Division of Pulmonary and Critical Care Medicine, Intermountain Medical Center, Murray, UT; Division of Pulmonary and Critical Care Medicine, Department of Medicine, University of Utah School of Medicine, Salt Lake City, UT.
Division of Pulmonary and Critical Care Medicine, Intermountain Medical Center, Murray, UT; Division of Pulmonary and Critical Care Medicine, Department of Medicine, University of Utah School of Medicine, Salt Lake City, UT.
Chest. 2019 May;155(5):938-946. doi: 10.1016/j.chest.2019.02.008. Epub 2019 Feb 16.
The impact of antibiotic timing on sepsis outcomes remains controversial due to conflicting results from previous studies.
This study investigated the association of door-to-antibiotic time with long-term mortality in ED patients with sepsis.
This retrospective cohort study included nontrauma adult ED patients with clinical sepsis admitted to four hospitals from 2013 to 2017. Only patients' first eligible encounter was included. Multivariable logistic regression was used to measure the adjusted association between door-to-antibiotic time and 1-year mortality. Secondary analyses used alternative antibiotic timing measures (antibiotic initiation within 1 or 3 h and separate comparison of antibiotic exposure at each hour up to hour 6), alternative outcomes (hospital, 30-day, and 90-day mortality), and alternative statistical methods to mitigate indication bias.

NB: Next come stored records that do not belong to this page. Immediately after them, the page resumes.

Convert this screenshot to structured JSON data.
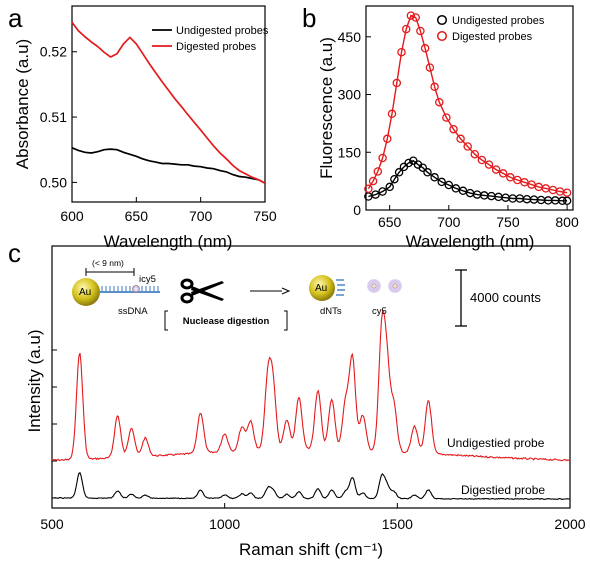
{
  "panels": {
    "a": "a",
    "b": "b",
    "c": "c"
  },
  "chart_data": [
    {
      "type": "line",
      "panel": "a",
      "xlabel": "Wavelength (nm)",
      "ylabel": "Absorbance (a.u)",
      "xlim": [
        600,
        750
      ],
      "ylim": [
        0.497,
        0.527
      ],
      "xticks": [
        600,
        650,
        700,
        750
      ],
      "yticks": [
        0.5,
        0.51,
        0.52
      ],
      "xtick_labels": [
        "600",
        "650",
        "700",
        "750"
      ],
      "ytick_labels": [
        "0.50",
        "0.51",
        "0.52"
      ],
      "legend_position": "top-right",
      "series": [
        {
          "name": "Undigested probes",
          "color": "#000000",
          "x": [
            600,
            605,
            610,
            615,
            620,
            625,
            630,
            635,
            640,
            645,
            650,
            655,
            660,
            665,
            670,
            675,
            680,
            685,
            690,
            695,
            700,
            705,
            710,
            715,
            720,
            725,
            730,
            735,
            740,
            745,
            750
          ],
          "y": [
            0.5053,
            0.5049,
            0.5046,
            0.5045,
            0.5047,
            0.505,
            0.5051,
            0.505,
            0.5046,
            0.5043,
            0.504,
            0.5036,
            0.5033,
            0.5031,
            0.5029,
            0.5029,
            0.5028,
            0.5027,
            0.5027,
            0.5025,
            0.5024,
            0.5022,
            0.5021,
            0.5018,
            0.5016,
            0.5012,
            0.5009,
            0.5008,
            0.5006,
            0.5004,
            0.4999
          ]
        },
        {
          "name": "Digested probes",
          "color": "#e41a1c",
          "x": [
            600,
            605,
            610,
            615,
            620,
            625,
            630,
            635,
            640,
            645,
            650,
            655,
            660,
            665,
            670,
            675,
            680,
            685,
            690,
            695,
            700,
            705,
            710,
            715,
            720,
            725,
            730,
            735,
            740,
            745,
            750
          ],
          "y": [
            0.5245,
            0.5232,
            0.5223,
            0.5215,
            0.5208,
            0.5199,
            0.5192,
            0.5197,
            0.5212,
            0.5222,
            0.5212,
            0.5197,
            0.5182,
            0.5168,
            0.5154,
            0.5141,
            0.5128,
            0.5116,
            0.5104,
            0.5092,
            0.508,
            0.5068,
            0.5056,
            0.5045,
            0.5036,
            0.5026,
            0.5018,
            0.5013,
            0.5008,
            0.5004,
            0.4999
          ]
        }
      ]
    },
    {
      "type": "scatter",
      "panel": "b",
      "xlabel": "Wavelength (nm)",
      "ylabel": "Fluorescence (a.u)",
      "xlim": [
        630,
        805
      ],
      "ylim": [
        0,
        530
      ],
      "xticks": [
        650,
        700,
        750,
        800
      ],
      "yticks": [
        0,
        150,
        300,
        450
      ],
      "xtick_labels": [
        "650",
        "700",
        "750",
        "800"
      ],
      "ytick_labels": [
        "0",
        "150",
        "300",
        "450"
      ],
      "legend_position": "top-right",
      "series": [
        {
          "name": "Undigested probes",
          "color": "#000000",
          "marker": "open-circle",
          "x": [
            632,
            638,
            644,
            650,
            654,
            658,
            662,
            666,
            670,
            674,
            678,
            682,
            688,
            694,
            700,
            706,
            712,
            718,
            724,
            730,
            736,
            742,
            748,
            754,
            760,
            766,
            772,
            778,
            784,
            790,
            796,
            800
          ],
          "y": [
            35,
            40,
            48,
            60,
            80,
            98,
            112,
            122,
            128,
            118,
            110,
            98,
            85,
            73,
            65,
            56,
            50,
            44,
            40,
            38,
            36,
            34,
            32,
            30,
            30,
            28,
            27,
            26,
            25,
            25,
            24,
            24
          ]
        },
        {
          "name": "Digested probes",
          "color": "#e41a1c",
          "marker": "open-circle",
          "x": [
            632,
            636,
            640,
            644,
            648,
            652,
            656,
            660,
            664,
            668,
            672,
            676,
            680,
            684,
            688,
            692,
            698,
            704,
            710,
            716,
            722,
            728,
            734,
            740,
            746,
            752,
            758,
            764,
            770,
            776,
            782,
            788,
            794,
            800
          ],
          "y": [
            55,
            75,
            100,
            135,
            185,
            250,
            330,
            410,
            470,
            505,
            500,
            465,
            420,
            370,
            320,
            280,
            240,
            210,
            185,
            165,
            145,
            130,
            118,
            105,
            95,
            85,
            78,
            72,
            66,
            60,
            56,
            52,
            48,
            45
          ]
        }
      ]
    },
    {
      "type": "line",
      "panel": "c",
      "xlabel": "Raman shift (cm⁻¹)",
      "ylabel": "Intensity (a.u)",
      "xlim": [
        500,
        2000
      ],
      "xticks": [
        500,
        1000,
        1500,
        2000
      ],
      "xtick_labels": [
        "500",
        "1000",
        "1500",
        "2000"
      ],
      "scale_bar": "4000 counts",
      "peaks_cm": [
        580,
        690,
        730,
        770,
        930,
        1000,
        1050,
        1075,
        1125,
        1140,
        1180,
        1215,
        1270,
        1310,
        1350,
        1370,
        1400,
        1455,
        1470,
        1490,
        1550,
        1590
      ],
      "series": [
        {
          "name": "Undigestied probe",
          "color": "#e41a1c",
          "peak_heights_counts": [
            7600,
            3000,
            2100,
            1300,
            2900,
            1300,
            1700,
            2100,
            4900,
            4400,
            2100,
            3700,
            4200,
            3600,
            3300,
            6500,
            2500,
            8200,
            5500,
            3200,
            1900,
            3800
          ]
        },
        {
          "name": "Digestied probe",
          "color": "#000000",
          "peak_heights_counts": [
            1800,
            520,
            280,
            220,
            560,
            250,
            320,
            380,
            700,
            560,
            300,
            480,
            700,
            620,
            500,
            1500,
            400,
            1550,
            900,
            500,
            260,
            640
          ]
        }
      ]
    }
  ],
  "schematic": {
    "au_label": "Au",
    "size_label": "(< 9 nm)",
    "icy5_label": "icy5",
    "ssdna_label": "ssDNA",
    "nuclease_label": "Nuclease digestion",
    "dnts_label": "dNTs",
    "cy5_label": "cy5",
    "gold_color": "#d4c21c",
    "dna_color": "#5a8fc8",
    "dye_color": "#b49adc"
  }
}
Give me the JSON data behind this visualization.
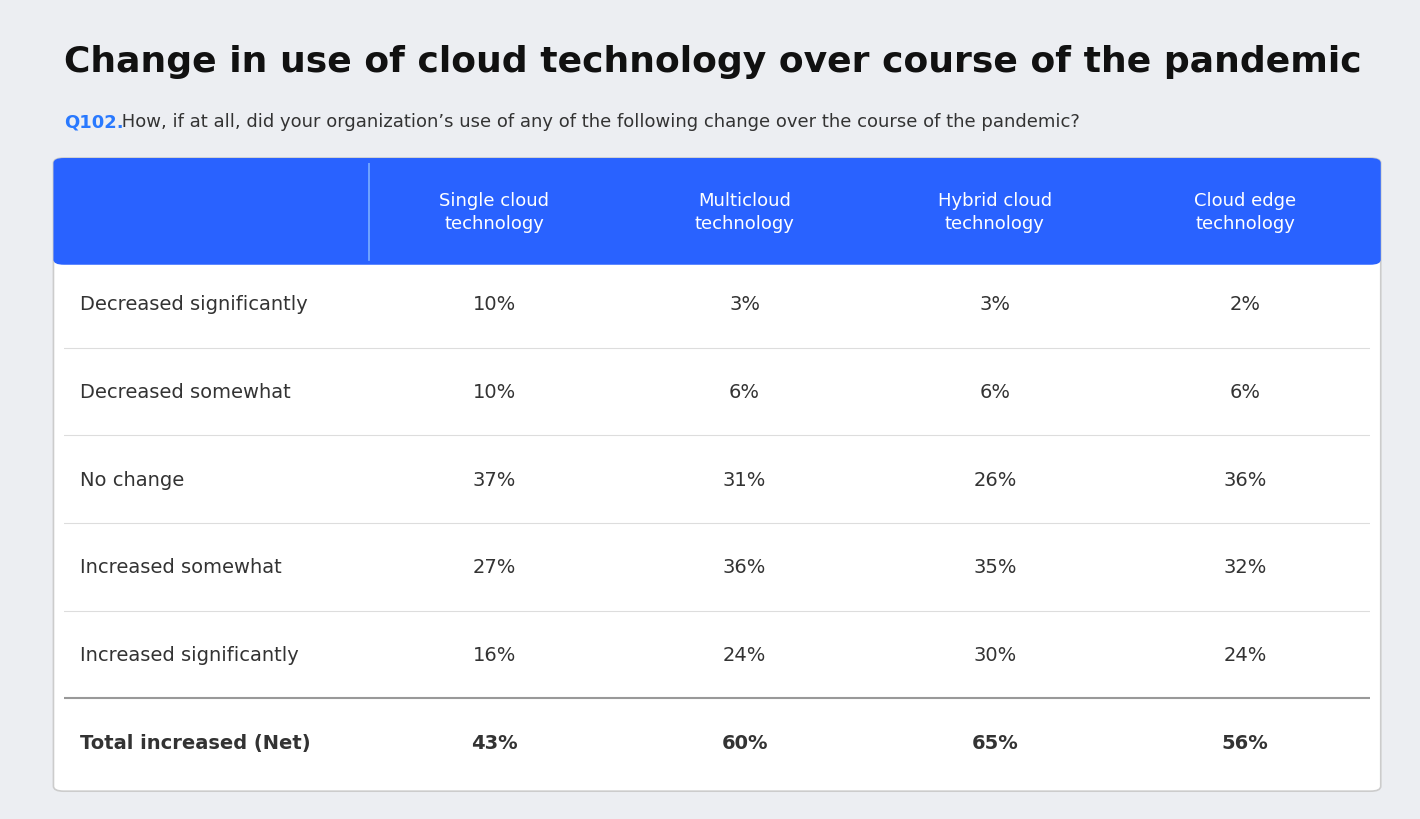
{
  "title": "Change in use of cloud technology over course of the pandemic",
  "subtitle_label": "Q102.",
  "subtitle_text": " How, if at all, did your organization’s use of any of the following change over the course of the pandemic?",
  "col_headers": [
    "Single cloud\ntechnology",
    "Multicloud\ntechnology",
    "Hybrid cloud\ntechnology",
    "Cloud edge\ntechnology"
  ],
  "row_labels": [
    "Decreased significantly",
    "Decreased somewhat",
    "No change",
    "Increased somewhat",
    "Increased significantly",
    "Total increased (Net)"
  ],
  "data": [
    [
      "10%",
      "3%",
      "3%",
      "2%"
    ],
    [
      "10%",
      "6%",
      "6%",
      "6%"
    ],
    [
      "37%",
      "31%",
      "26%",
      "36%"
    ],
    [
      "27%",
      "36%",
      "35%",
      "32%"
    ],
    [
      "16%",
      "24%",
      "30%",
      "24%"
    ],
    [
      "43%",
      "60%",
      "65%",
      "56%"
    ]
  ],
  "header_bg": "#2962FF",
  "header_text_color": "#FFFFFF",
  "row_text_color": "#333333",
  "divider_color": "#CCCCCC",
  "subtitle_label_color": "#2979FF",
  "background_color": "#ECEEF2",
  "card_bg": "#FFFFFF",
  "title_fontsize": 26,
  "subtitle_fontsize": 13,
  "header_fontsize": 13,
  "cell_fontsize": 14,
  "row_label_fontsize": 14
}
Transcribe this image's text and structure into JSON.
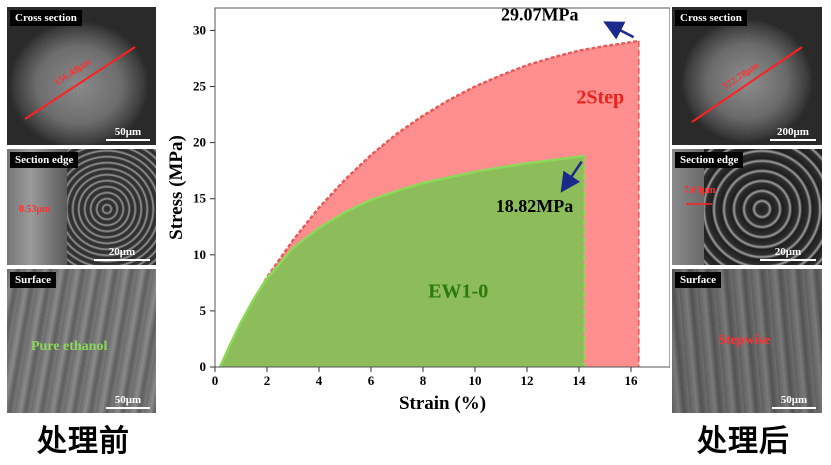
{
  "chart_data": {
    "type": "area",
    "xlabel": "Strain (%)",
    "ylabel": "Stress (MPa)",
    "xlim": [
      0,
      17.5
    ],
    "ylim": [
      0,
      32
    ],
    "xticks": [
      0,
      2,
      4,
      6,
      8,
      10,
      12,
      14,
      16
    ],
    "yticks": [
      0,
      5,
      10,
      15,
      20,
      25,
      30
    ],
    "series": [
      {
        "name": "2Step",
        "color": "#ff8f8f",
        "edge": "#e85a5a",
        "break_strain": 16.3,
        "x": [
          0.2,
          0.5,
          1,
          1.5,
          2,
          3,
          4,
          5,
          6,
          7,
          8,
          9,
          10,
          11,
          12,
          13,
          14,
          15,
          16,
          16.3
        ],
        "y": [
          0,
          1.5,
          3.8,
          6.0,
          8.0,
          11.3,
          14.2,
          16.7,
          18.9,
          20.8,
          22.4,
          23.8,
          25.0,
          26.0,
          26.9,
          27.6,
          28.2,
          28.6,
          28.95,
          29.07
        ]
      },
      {
        "name": "EW1-0",
        "color": "#8dbc5a",
        "edge": "#8cd95a",
        "break_strain": 14.2,
        "x": [
          0.2,
          0.5,
          1,
          1.5,
          2,
          3,
          4,
          5,
          6,
          7,
          8,
          9,
          10,
          11,
          12,
          13,
          14,
          14.2
        ],
        "y": [
          0,
          1.6,
          4.0,
          6.1,
          7.9,
          10.6,
          12.4,
          13.8,
          14.9,
          15.7,
          16.4,
          16.9,
          17.4,
          17.8,
          18.15,
          18.45,
          18.75,
          18.82
        ]
      }
    ],
    "annotations": [
      {
        "text": "29.07MPa",
        "x": 11.0,
        "y": 30.9
      },
      {
        "text": "18.82MPa",
        "x": 10.8,
        "y": 13.8
      },
      {
        "text": "2Step",
        "x": 13.9,
        "y": 23.5
      },
      {
        "text": "EW1-0",
        "x": 8.2,
        "y": 6.2
      }
    ],
    "arrows": [
      {
        "from": [
          16.1,
          29.4
        ],
        "to": [
          15.1,
          30.6
        ]
      },
      {
        "from": [
          14.1,
          18.3
        ],
        "to": [
          13.4,
          15.9
        ]
      }
    ],
    "colors": {
      "arrow": "#1a2a8c",
      "label_red": "#e8231d",
      "label_green": "#2b7a0b"
    }
  },
  "left_column": {
    "caption": "处理前",
    "panels": [
      {
        "tag": "Cross section",
        "scale": "50μm",
        "note": "156.48μm"
      },
      {
        "tag": "Section edge",
        "scale": "20μm",
        "note": "0.53μm"
      },
      {
        "tag": "Surface",
        "scale": "50μm",
        "note": "Pure ethanol"
      }
    ]
  },
  "right_column": {
    "caption": "处理后",
    "panels": [
      {
        "tag": "Cross section",
        "scale": "200μm",
        "note": "322.78μm"
      },
      {
        "tag": "Section edge",
        "scale": "20μm",
        "note": "7.69μm"
      },
      {
        "tag": "Surface",
        "scale": "50μm",
        "note": "Stepwise"
      }
    ]
  }
}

Among 10,811 eligible patients, median door-to-antibiotic time was 166 min (interquartile range, 115-230 min), and 1-year mortality was 19%. After adjustment, each additional hour from ED arrival to antibiotic initiation was associated with a 10% (95% CI, 5-14; P < .001) increased odds of 1-year mortality. The association remained linear when each 1-h interval of door-to-antibiotic time was independently compared with door-to-antibiotic time ≤ 1 h and was similar for hospital, 30-day, and 90-day mortality. Mortality at 1 year was higher when door-to-antibiotic times were > 3 h vs ≤ 3 h (adjusted OR, 1.27; 95% CI, 1.13-1.43) but not > 1 h vs ≤ 1 h (adjusted OR, 1.26; 95% CI, 0.98-1.62).
Delays in ED antibiotic initiation time are associated with clinically important increases in long-term, risk-adjusted sepsis mortality.
由于先前研究的结果相互矛盾,抗生素时机对脓毒症结局的影响仍存在争议。
本研究旨在探讨急诊科(ED)脓毒症患者的门到抗生素时间与长期死亡率之间的关联。
这是一项回顾性队列研究,纳入了 2013 年至 2017 年期间来自四家医院的临床脓毒症成年 ED 患者。仅纳入患者的首次合格就诊。采用多变量逻辑回归来衡量门到抗生素时间与 1 年死亡率之间的调整关联。次要分析采用替代抗生素时间测量方法(抗生素在 1 小时或 3 小时内开始,分别比较每小时至 6 小时的抗生素暴露情况)、替代结局(医院、30 天和 90 天死亡率)和替代统计方法来减轻指示偏差。
在 10811 名符合条件的患者中,中位数门到抗生素时间为 166 分钟(四分位距,115-230 分钟),1 年死亡率为 19%。调整后,从 ED 到达到抗生素开始的每增加 1 小时,1 年死亡率增加 10%(95%CI,5-14;P<.001)。当每个 1 小时的门到抗生素时间间隔与门到抗生素时间≤1 小时独立比较时,这种关联呈线性,并且与医院、30 天和 90 天死亡率相似。当门到抗生素时间>3 小时与≤3 小时相比时,1 年死亡率更高(调整后的 OR,1.27;95%CI,1.13-1.43),但当门到抗生素时间>1 小时与≤1 小时相比时(调整后的 OR,1.26;95%CI,0.98-1.62)则不然。
ED 抗生素开始时间的延迟与长期、风险调整后脓毒症死亡率的显著增加相关。